Vous le savez, l'État s'est engagé, avec la CNAM, dans la convention d'objectifs et de gestion pour les années 2009 à 2012, à entreprendre les travaux préalables nécessaires à une rénovation de la réparation des accidents du travail. Mme Rolande Ruellan, ancienne présidente de la sixième chambre de la Cour des comptes, a été désignée le 6 juin dernier pour diriger un groupe de travail qui s'est déjà réuni à trois reprises dans une formation limitée aux administrations et caisses de sécurité sociale intéressées. Ce groupe de travail sera étendu, en avril, aux partenaires sociaux et à la Fédération nationale des accidentés du travail et des handicapés, la FNATH, qui ont d'ores et déjà désigné leurs représentants, afin que ce travail ne prenne pas le moindre retard. (Mme Sophie Primas applaudit.)

M. le président. La parole est à Mme Aline Archimbaud, pour la réplique.

Mme Aline Archimbaud. Monsieur le ministre, je vous remercie de votre réponse ; cela dit, j'ajouterai deux remarques.

D'une part, le groupe de travail auquel vous faites allusion n'est composé pour l'instant, selon nos informations, que de représentants de l'administration. Un certain nombre de partenaires sociaux qui avaient souhaité y être associés ne le sont pas et nous avons l'impression que ce travail s'engage très lentement, puisqu'ils n'ont reçu aucune information.
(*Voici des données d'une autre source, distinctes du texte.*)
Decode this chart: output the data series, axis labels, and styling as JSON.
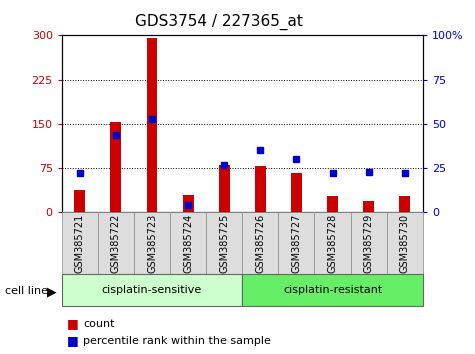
{
  "title": "GDS3754 / 227365_at",
  "samples": [
    "GSM385721",
    "GSM385722",
    "GSM385723",
    "GSM385724",
    "GSM385725",
    "GSM385726",
    "GSM385727",
    "GSM385728",
    "GSM385729",
    "GSM385730"
  ],
  "counts": [
    38,
    153,
    295,
    30,
    80,
    78,
    67,
    27,
    20,
    27
  ],
  "percentile_ranks": [
    22,
    44,
    53,
    4,
    27,
    35,
    30,
    22,
    23,
    22
  ],
  "left_ylim": [
    0,
    300
  ],
  "right_ylim": [
    0,
    100
  ],
  "left_yticks": [
    0,
    75,
    150,
    225,
    300
  ],
  "right_yticks": [
    0,
    25,
    50,
    75,
    100
  ],
  "right_yticklabels": [
    "0",
    "25",
    "50",
    "75",
    "100%"
  ],
  "bar_color": "#cc0000",
  "marker_color": "#0000cc",
  "sensitive_color": "#ccffcc",
  "resistant_color": "#66ee66",
  "group_label_sensitive": "cisplatin-sensitive",
  "group_label_resistant": "cisplatin-resistant",
  "cell_line_label": "cell line",
  "legend_count_label": "count",
  "legend_percentile_label": "percentile rank within the sample",
  "left_axis_color": "#cc0000",
  "right_axis_color": "#0000cc",
  "title_fontsize": 11,
  "tick_fontsize": 8,
  "label_fontsize": 7
}
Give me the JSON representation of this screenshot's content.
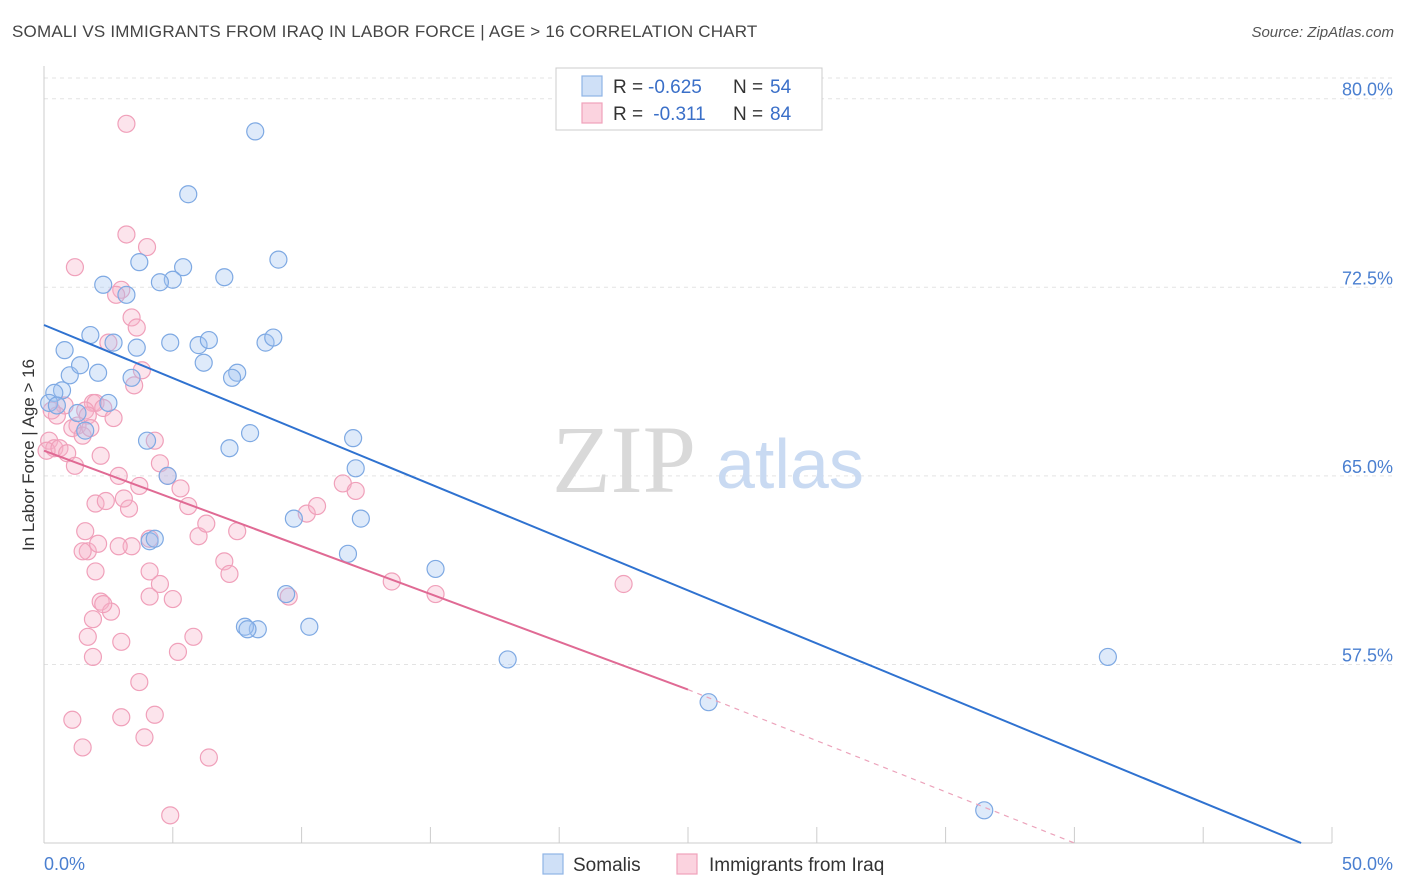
{
  "title": "SOMALI VS IMMIGRANTS FROM IRAQ IN LABOR FORCE | AGE > 16 CORRELATION CHART",
  "source": "Source: ZipAtlas.com",
  "watermark": {
    "zip": "ZIP",
    "atlas": "atlas"
  },
  "legend": {
    "rows": [
      {
        "r_label": "R =",
        "r_value": "-0.625",
        "n_label": "N =",
        "n_value": "54",
        "color": "#a9c8f0"
      },
      {
        "r_label": "R =",
        "r_value": " -0.311",
        "n_label": "N =",
        "n_value": "84",
        "color": "#f7b8cb"
      }
    ]
  },
  "bottom_legend": [
    "Somalis",
    "Immigrants from Iraq"
  ],
  "colors": {
    "blue": "#6fa0e0",
    "blue_line": "#2f72d0",
    "pink": "#f09ab5",
    "pink_line": "#e06a94"
  },
  "chart_data": {
    "type": "scatter",
    "title": "SOMALI VS IMMIGRANTS FROM IRAQ IN LABOR FORCE | AGE > 16 CORRELATION CHART",
    "xlabel": "",
    "ylabel": "In Labor Force | Age > 16",
    "xlim": [
      0,
      50
    ],
    "ylim": [
      50.4,
      81.3
    ],
    "x_tick_labels": [
      "0.0%",
      "50.0%"
    ],
    "y_ticks": [
      57.5,
      65.0,
      72.5,
      80.0
    ],
    "y_tick_labels": [
      "57.5%",
      "65.0%",
      "72.5%",
      "80.0%"
    ],
    "grid": true,
    "series": [
      {
        "name": "Somalis",
        "color": "#6fa0e0",
        "x": [
          8.2,
          5.6,
          3.7,
          5.4,
          9.1,
          2.3,
          3.2,
          5.0,
          7.0,
          4.5,
          4.9,
          0.8,
          1.8,
          2.7,
          1.0,
          3.6,
          6.0,
          6.4,
          7.5,
          8.6,
          8.9,
          1.4,
          2.1,
          3.4,
          6.2,
          7.3,
          0.7,
          0.4,
          0.2,
          0.5,
          1.3,
          1.6,
          2.5,
          4.0,
          4.8,
          7.2,
          8.0,
          12.0,
          12.1,
          12.3,
          11.8,
          10.3,
          8.3,
          7.8,
          7.9,
          9.4,
          4.1,
          4.3,
          9.7,
          15.2,
          18.0,
          25.8,
          41.3,
          36.5
        ],
        "y": [
          78.7,
          76.2,
          73.5,
          73.3,
          73.6,
          72.6,
          72.2,
          72.8,
          72.9,
          72.7,
          70.3,
          70.0,
          70.6,
          70.3,
          69.0,
          70.1,
          70.2,
          70.4,
          69.1,
          70.3,
          70.5,
          69.4,
          69.1,
          68.9,
          69.5,
          68.9,
          68.4,
          68.3,
          67.9,
          67.8,
          67.5,
          66.8,
          67.9,
          66.4,
          65.0,
          66.1,
          66.7,
          66.5,
          65.3,
          63.3,
          61.9,
          59.0,
          58.9,
          59.0,
          58.9,
          60.3,
          62.4,
          62.5,
          63.3,
          61.3,
          57.7,
          56.0,
          57.8,
          51.7
        ]
      },
      {
        "name": "Immigrants from Iraq",
        "color": "#f09ab5",
        "x": [
          3.2,
          3.2,
          4.0,
          1.2,
          3.0,
          3.4,
          3.6,
          3.8,
          2.5,
          2.8,
          3.5,
          1.9,
          2.0,
          1.6,
          2.3,
          1.7,
          1.3,
          1.1,
          0.8,
          0.5,
          0.3,
          0.2,
          0.4,
          0.1,
          0.6,
          0.9,
          1.2,
          1.5,
          1.8,
          2.7,
          2.2,
          2.9,
          3.3,
          3.1,
          4.3,
          4.5,
          4.8,
          5.3,
          5.6,
          6.0,
          6.3,
          7.0,
          7.5,
          2.0,
          2.4,
          1.6,
          3.7,
          4.1,
          3.4,
          1.7,
          2.2,
          2.6,
          1.9,
          1.7,
          3.0,
          3.7,
          4.1,
          4.5,
          1.9,
          3.0,
          4.3,
          5.0,
          7.2,
          9.5,
          10.2,
          10.6,
          11.6,
          12.1,
          13.5,
          15.2,
          22.5,
          2.3,
          2.0,
          1.5,
          2.1,
          2.9,
          4.1,
          5.2,
          5.8,
          6.4,
          4.9,
          3.9,
          1.5,
          1.1
        ],
        "y": [
          79.0,
          74.6,
          74.1,
          73.3,
          72.4,
          71.3,
          70.9,
          69.2,
          70.3,
          72.2,
          68.6,
          67.9,
          67.9,
          67.6,
          67.7,
          67.4,
          67.0,
          66.9,
          67.8,
          67.4,
          67.6,
          66.4,
          66.1,
          66.0,
          66.1,
          65.9,
          65.4,
          66.6,
          66.9,
          67.3,
          65.8,
          65.0,
          63.7,
          64.1,
          66.4,
          65.5,
          65.0,
          64.5,
          63.8,
          62.6,
          63.1,
          61.6,
          62.8,
          63.9,
          64.0,
          62.8,
          64.6,
          62.5,
          62.2,
          62.0,
          60.0,
          59.6,
          59.3,
          58.6,
          58.4,
          56.8,
          60.2,
          60.7,
          57.8,
          55.4,
          55.5,
          60.1,
          61.1,
          60.2,
          63.5,
          63.8,
          64.7,
          64.4,
          60.8,
          60.3,
          60.7,
          59.9,
          61.2,
          62.0,
          62.3,
          62.2,
          61.2,
          58.0,
          58.6,
          53.8,
          51.5,
          54.6,
          54.2,
          55.3
        ]
      }
    ],
    "trend_lines": [
      {
        "series": "Somalis",
        "x": [
          0,
          48.8
        ],
        "y": [
          71.0,
          50.4
        ]
      },
      {
        "series": "Immigrants from Iraq",
        "x": [
          0,
          25.0
        ],
        "y": [
          66.0,
          56.5
        ],
        "dashed_to": [
          40.0,
          50.4
        ]
      }
    ]
  }
}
D'autre part, en ce qui concerne les réparations dues en cas de faute inexcusable de l'employeur, de multiples exemples montrent que, de fait, l'obtention d'une indemnisation intégrale est actuellement très aléatoire, car il est extrêmement difficile de savoir qui paie : les CPAM sont censées faire l'avance des frais, mais elles refusent de le faire pour la totalité de l'indemnisation ; il faut alors se retourner contre l'employeur, alors que les victimes, à ce stade, ont déjà derrière elles plusieurs années de procédure. J'y insiste donc : même quand la faute inexcusable de l'employeur est reconnue, il est extrêmement difficile d'obtenir que l'indemnisation intégrale soit appliquée.